In GCF context, funding is available to help countries get ready for a pipeline of transformative set of projects and programmes. An key building block is a visionary Country Programme, which is complimented by Accredited Entity Programmes.
GCF Readiness funds should be used to help countries design their Country Programme for accessing GCF support, as well as for NDA strengthening, direct access support, and importantly the development of NAPs and other adaptation planning processes. Use of these Readiness funds (including for adaptation planning) should directly help countries design and implement high quality transformative projects and programmes.
This planning and readiness approach is the basis of GCF programming, but its relevant for how countries prepare for and catalyse climate finance from domestic and international, public and private sources beyond the GCF.
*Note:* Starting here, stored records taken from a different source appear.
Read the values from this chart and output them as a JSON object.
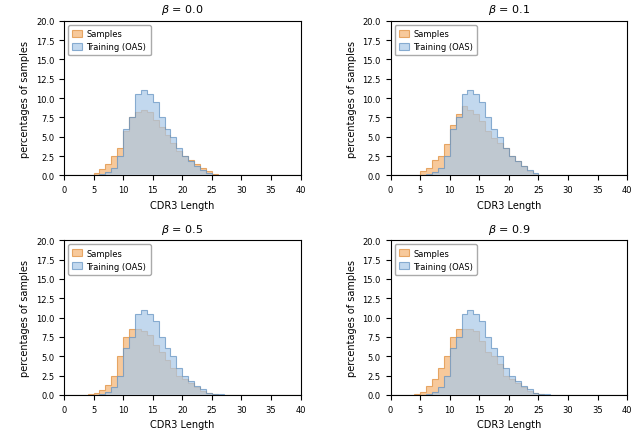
{
  "betas": [
    0.0,
    0.1,
    0.5,
    0.9
  ],
  "xlim": [
    0,
    40
  ],
  "ylim": [
    0,
    20.0
  ],
  "yticks": [
    0.0,
    2.5,
    5.0,
    7.5,
    10.0,
    12.5,
    15.0,
    17.5,
    20.0
  ],
  "xticks": [
    0,
    5,
    10,
    15,
    20,
    25,
    30,
    35,
    40
  ],
  "xlabel": "CDR3 Length",
  "ylabel": "percentages of samples",
  "legend_labels": [
    "Samples",
    "Training (OAS)"
  ],
  "samples_color": "#f5b87a",
  "samples_edge": "#e09040",
  "training_color": "#a8c8e8",
  "training_edge": "#6090c0",
  "training_alpha": 0.7,
  "samples_alpha": 0.75,
  "bin_width": 1,
  "training_hist": [
    0.0,
    0.0,
    0.0,
    0.0,
    0.0,
    0.0,
    0.15,
    0.4,
    1.0,
    2.5,
    6.0,
    7.5,
    10.5,
    11.0,
    10.5,
    9.5,
    7.5,
    6.0,
    5.0,
    3.5,
    2.5,
    1.8,
    1.2,
    0.7,
    0.3,
    0.1,
    0.05,
    0,
    0,
    0,
    0,
    0,
    0,
    0,
    0,
    0,
    0,
    0,
    0,
    0
  ],
  "samples_beta00": [
    0.0,
    0.0,
    0.0,
    0.0,
    0.05,
    0.3,
    0.8,
    1.5,
    2.5,
    3.5,
    5.8,
    7.5,
    8.2,
    8.5,
    8.2,
    7.2,
    6.2,
    5.2,
    4.2,
    3.2,
    2.5,
    2.0,
    1.5,
    1.0,
    0.5,
    0.2,
    0.1,
    0.05,
    0,
    0,
    0,
    0,
    0,
    0,
    0,
    0,
    0,
    0,
    0,
    0
  ],
  "samples_beta01": [
    0.0,
    0.0,
    0.0,
    0.0,
    0.1,
    0.5,
    1.0,
    2.0,
    2.5,
    4.0,
    6.5,
    8.0,
    9.0,
    8.5,
    8.0,
    7.0,
    5.8,
    4.8,
    4.2,
    3.5,
    2.5,
    1.8,
    1.2,
    0.6,
    0.2,
    0.1,
    0.05,
    0,
    0,
    0,
    0,
    0,
    0,
    0,
    0,
    0,
    0,
    0,
    0,
    0
  ],
  "samples_beta05": [
    0.0,
    0.0,
    0.0,
    0.0,
    0.05,
    0.2,
    0.6,
    1.3,
    2.5,
    5.0,
    7.5,
    8.5,
    8.5,
    8.2,
    7.8,
    6.5,
    5.5,
    4.5,
    3.5,
    2.5,
    2.0,
    1.5,
    1.0,
    0.5,
    0.2,
    0.1,
    0,
    0,
    0,
    0,
    0,
    0,
    0,
    0,
    0,
    0,
    0,
    0,
    0,
    0
  ],
  "samples_beta09": [
    0.0,
    0.0,
    0.0,
    0.0,
    0.05,
    0.4,
    1.2,
    2.0,
    3.5,
    5.0,
    7.5,
    8.5,
    8.5,
    8.5,
    8.2,
    7.0,
    5.5,
    5.0,
    4.0,
    2.5,
    2.0,
    1.5,
    1.0,
    0.5,
    0.3,
    0.1,
    0,
    0,
    0,
    0,
    0,
    0,
    0,
    0,
    0,
    0,
    0,
    0,
    0,
    0
  ]
}
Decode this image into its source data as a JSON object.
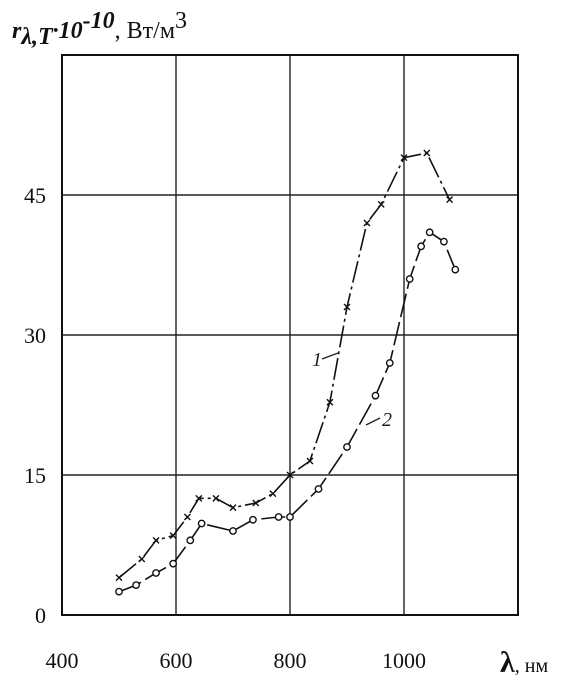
{
  "chart_data": {
    "type": "line",
    "ylabel_symbol": "r",
    "ylabel_subscript": "λ,T",
    "ylabel_factor": "·10",
    "ylabel_exponent": "-10",
    "ylabel_unit": ", Вт/м",
    "ylabel_unit_exp": "3",
    "xlabel_symbol": "λ",
    "xlabel_unit": ", нм",
    "x_ticks": [
      "400",
      "600",
      "800",
      "1000"
    ],
    "y_ticks": [
      "0",
      "15",
      "30",
      "45"
    ],
    "xlim": [
      400,
      1200
    ],
    "ylim": [
      0,
      60
    ],
    "grid": true,
    "series": [
      {
        "name": "1",
        "marker": "x",
        "x": [
          500,
          540,
          565,
          595,
          620,
          640,
          670,
          700,
          740,
          770,
          800,
          835,
          870,
          900,
          935,
          960,
          1000,
          1040,
          1080
        ],
        "y": [
          4,
          6,
          8,
          8.5,
          10.5,
          12.5,
          12.5,
          11.5,
          12,
          13,
          15,
          16.5,
          22.8,
          33,
          42,
          44,
          49,
          49.5,
          44.5
        ]
      },
      {
        "name": "2",
        "marker": "o",
        "x": [
          500,
          530,
          565,
          595,
          625,
          645,
          700,
          735,
          780,
          800,
          850,
          900,
          950,
          975,
          1010,
          1030,
          1045,
          1070,
          1090
        ],
        "y": [
          2.5,
          3.2,
          4.5,
          5.5,
          8,
          9.8,
          9,
          10.2,
          10.5,
          10.5,
          13.5,
          18,
          23.5,
          27,
          36,
          39.5,
          41,
          40,
          37
        ]
      }
    ],
    "curve_labels": [
      "1",
      "2"
    ]
  }
}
DCP in action—an example of how DCP supports the GCF mandate is the country and entity programmes – a country (Antigua and Barbuda) on the left, and an entity on the right (ADA, a direct access entity in Morocco):
These “living” documents align countries’ climate change priorities with the expertise and comparative advantage of accredited entities. They present an overview of a country’s national context, policy framework and plans (e.g. NDCs, NAPs, NAMAs, etc.), and summarize their respective climate action agenda. They also include a pipeline of projects that the country would like to undertake with the Fund, aligned to GCF’s strategic impacts, investment criteria and operational modalities.
To date:
Entities: 22 direct access entities have completed their entity work programmes, as have 22 international access entities.